A former Ohio missionary has been indicted on four counts of “illicit sexual conduct” with minors while in Haiti, having previously been convicted of similar crimes years earlier.

Jeriah Mast, a 44-year-old resident of Millersburg, was indicted Tuesday by a federal grand jury on four counts of engaging in illicit sexual conduct stemming from alleged behavior in Haiti.

According to a press release from the United States Department of Justice, Mast took over 30 flights to Haiti, sometimes traveling with Christian Aid Ministries as a missionary.

During these overseas trips, which took place between 2002 and 2019, Mast allegedly abused minors in the Caribbean nation, with each count representing a different underage child.

Acting Assistant Attorney General Matthew R. Galeotti of the DOJ Criminal Division was quoted in the press release denouncing the “heinous, unspeakable crimes against vulnerable children living in an impoverished nation.”

“Despite the fact that the defendant’s alleged crimes occurred abroad, our law enforcement partners and prosecutors will continue to relentlessly seek justice on behalf of the minor victims,” stated Galeotti.

“Wherever the Criminal Division has jurisdiction, we are committed to investigating and prosecuting those who engage in the intolerable crime of abusing and exploiting children.”

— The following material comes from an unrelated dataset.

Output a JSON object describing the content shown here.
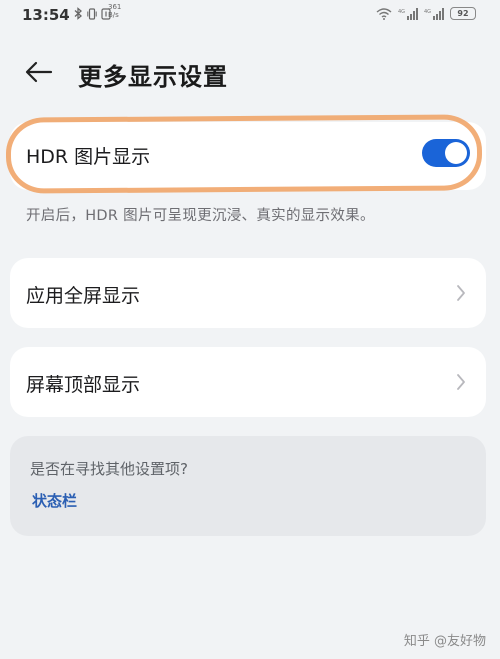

In July 2019, Mast was indicted in Holmes County under charges that he engaged in sexual abuse of children younger than 16 in Ohio between 1998 and 2008.

The 2019 indictment came one month after Mast’s church, Shining Light Christian Fellowship of Millersburg, announced that he “began voluntarily confessing hidden sins” soon after returning from his most recent trip to Haiti.

“He confessed multiple instances of immoral sexual relationships with boys, which began in his youth. He acknowledged to living a life of deception and hypocrisy,” stated Shining Light leadership at the time.

“Because of the sins that were committed and the victims that were abused, an appointment was made to report this to our local Sheriff Department. Jeriah voluntarily went in person for an interview and confessed to a local detective and an FBI agent (including giving names of victims).”

A missionary organization founded in 1981 and affiliated with the Anabaptists, Amish and Mennonites, CAM’s board of directors said they had no advanced knowledge of the abuse.

However, the board also acknowledged that two CAM managers, Paul Weaver and Eli Weaver, allowed Mast to continue serving in the mission field even after he confessed in 2013 to engaging in sexual activity with young men years earlier.

In response, CAM placed both managers on administrative leave pending a full investigation into their role in the matter, with the organization stating that the two men “recognize that their failure to properly investigate and inquire into Jeriah’s conduct was a serious failure in judgment and should have severe consequences.”

Mast was later sentenced to nine years in prison in November 2019 after prosecutors had reduced the number of charges from 14 to two and recommended a 5-year sentence.